After looking over San Francisco from Broadway to Market Streets and the water front from Davis to Montgomery, we took passage in the steamer Helan Henshlyî for Stockton, which left Broadway wharf at 4 p.m. The streets of San Francisco at that time were in a most wretched condition. Davis Street then was wholly piled and the planks were full of holes and dangerous to travel upon. Montgomery Street was only partially paved and mud was everywhere. The side walks were made of loose planks, resting on old tobacco boxes, and anything that would serve to hold the planks above the mud. Our steamer reached Stockton the following morning and the crowd of stage runners was bedlam broken loose; All aboard for Mariposa, Sonora, Angel's Camp, San Andras, Mokolukne Hill, was enough to scare the wits out of two green New England lads, but we finally, after much pulling and hauling, got our seats and baggage aboard the Sonora stage, and were off on the last lap of our journey to the land of gold. We were much interested in our ride across the plains, in the bands of coyotes and occasional gray wolf. Then we arrived at Knights Ferry at noon where we were permitted to take dinner, but had hardly gotten fairly started, when we head the command, All Aboard. But there was at the table, a man who knew all the tricks of travel, who said Boys keep your seats and finish your dinner; the stage dare not leave us. So acting on his advice, we filled up and in due time boarded our stage and were off for Sonora, where we arrived after dark and took lodging for the night at the United States Hotel on Washington Street. The hotel was a very primitive affair. The beds or bunks were one above the other like bunks on emigrant ships. There were no sheets but rough gray blankets. The following morning we took our baggage on our backs for Shaw's Flat, two miles distant, and by inquiry were directed to my fathers and brothers cabin. It was a Sunday morning and being in ignorance of our coming they had not yet gotten up. So knocking at the door, I heard my fathers voice say who's there? We answered, We're here from home. You may be sure the cabin door soon swung open and the hearty welcome we received was indeed a joy to us.

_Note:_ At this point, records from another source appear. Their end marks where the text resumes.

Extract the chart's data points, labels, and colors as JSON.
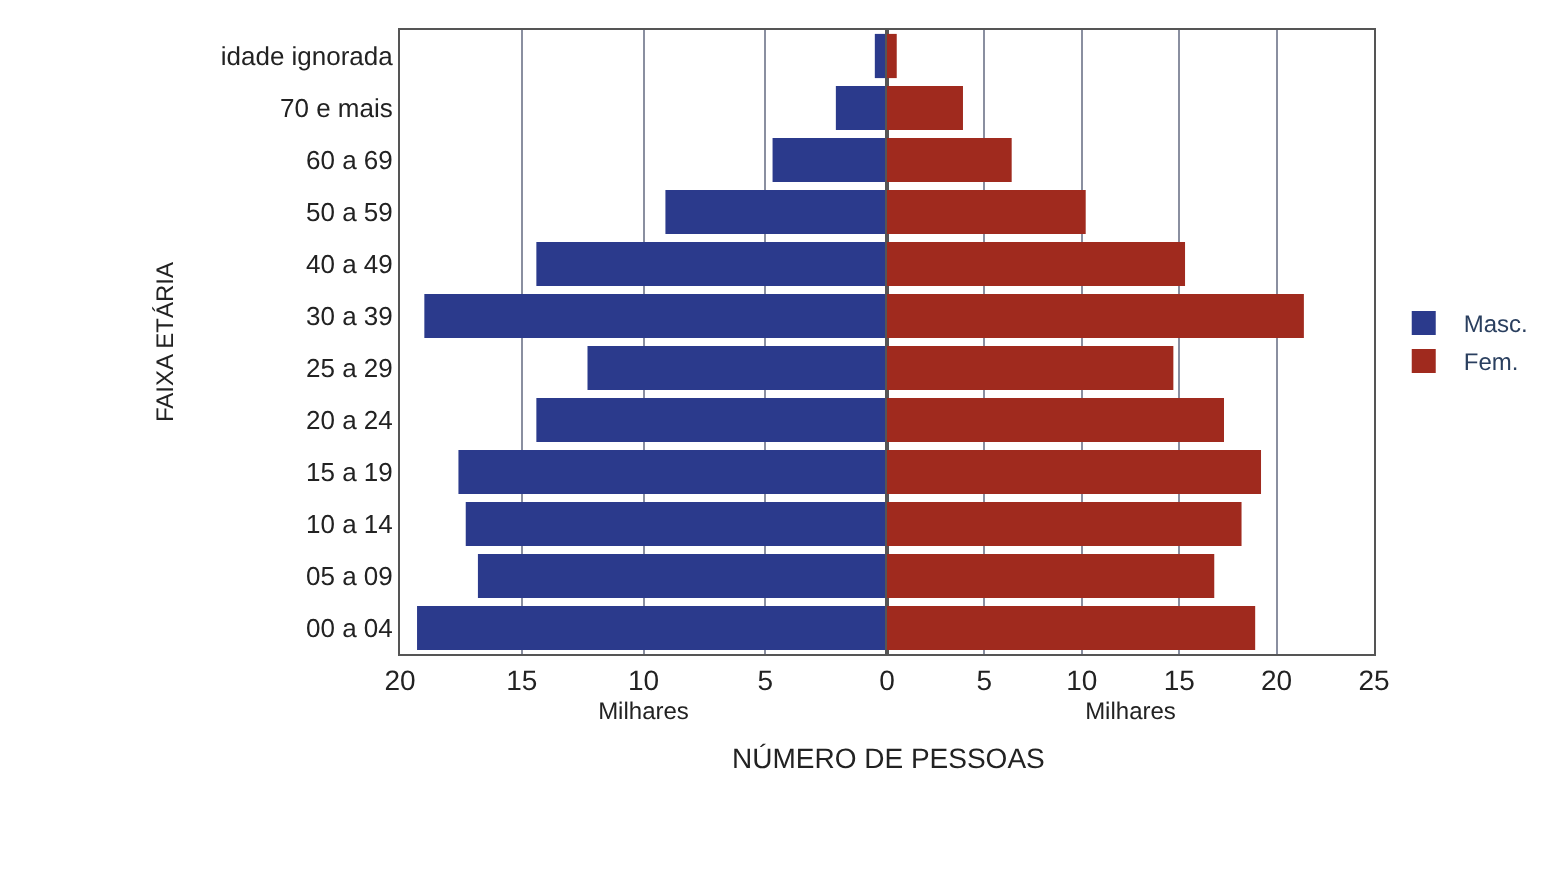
{
  "chart_data": [
    {
      "type": "bar",
      "orientation": "horizontal",
      "ylabel": "FAIXA ETÁRIA",
      "xlabel": "Milhares",
      "categories": [
        "idade ignorada",
        "70 e mais",
        "60 a 69",
        "50 a 59",
        "40 a 49",
        "30 a 39",
        "25 a 29",
        "20 a 24",
        "15 a 19",
        "10 a 14",
        "05 a 09",
        "00 a 04"
      ],
      "series": [
        {
          "name": "Masc.",
          "color": "#2b3a8c",
          "values": [
            0.5,
            2.1,
            4.7,
            9.1,
            14.4,
            19.0,
            12.3,
            14.4,
            17.6,
            17.3,
            16.8,
            19.3
          ]
        }
      ],
      "xlim": [
        20,
        0
      ],
      "xticks": [
        20,
        15,
        10,
        5,
        {
          "value": 0,
          "label": null
        }
      ],
      "grid": "x",
      "legend": "right",
      "annotations": [
        "NÚMERO DE PESSOAS"
      ]
    },
    {
      "type": "bar",
      "orientation": "horizontal",
      "xlabel": "Milhares",
      "series": [
        {
          "name": "Fem.",
          "color": "#a02a1e",
          "values": [
            0.5,
            3.9,
            6.4,
            10.2,
            15.3,
            21.4,
            14.7,
            17.3,
            19.2,
            18.2,
            16.8,
            18.9
          ]
        }
      ],
      "xlim": [
        0,
        25
      ],
      "xticks": [
        0,
        5,
        10,
        15,
        20,
        25
      ],
      "grid": "x",
      "legend": "right",
      "tick_labels": "x"
    }
  ]
}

And now began my life in California, which I shall try to relate, as my memory can recall it after sixty-nine years. It can readily be imagined that the change from a quiet New England town to a bustling mining camp was a transition that few boys of today can fully comprehend. Among the strange sights were miners camping in the open stem log cabins and in tents. Nearly all roofs were canvas. Cooking utensils were very limited, in many cases consisting of a fry pan and tin plate. Wash the face and hands in the fry pan, then fry the bacon in it, then make the coffee in it, and also bake the bread, was actually done in many cases.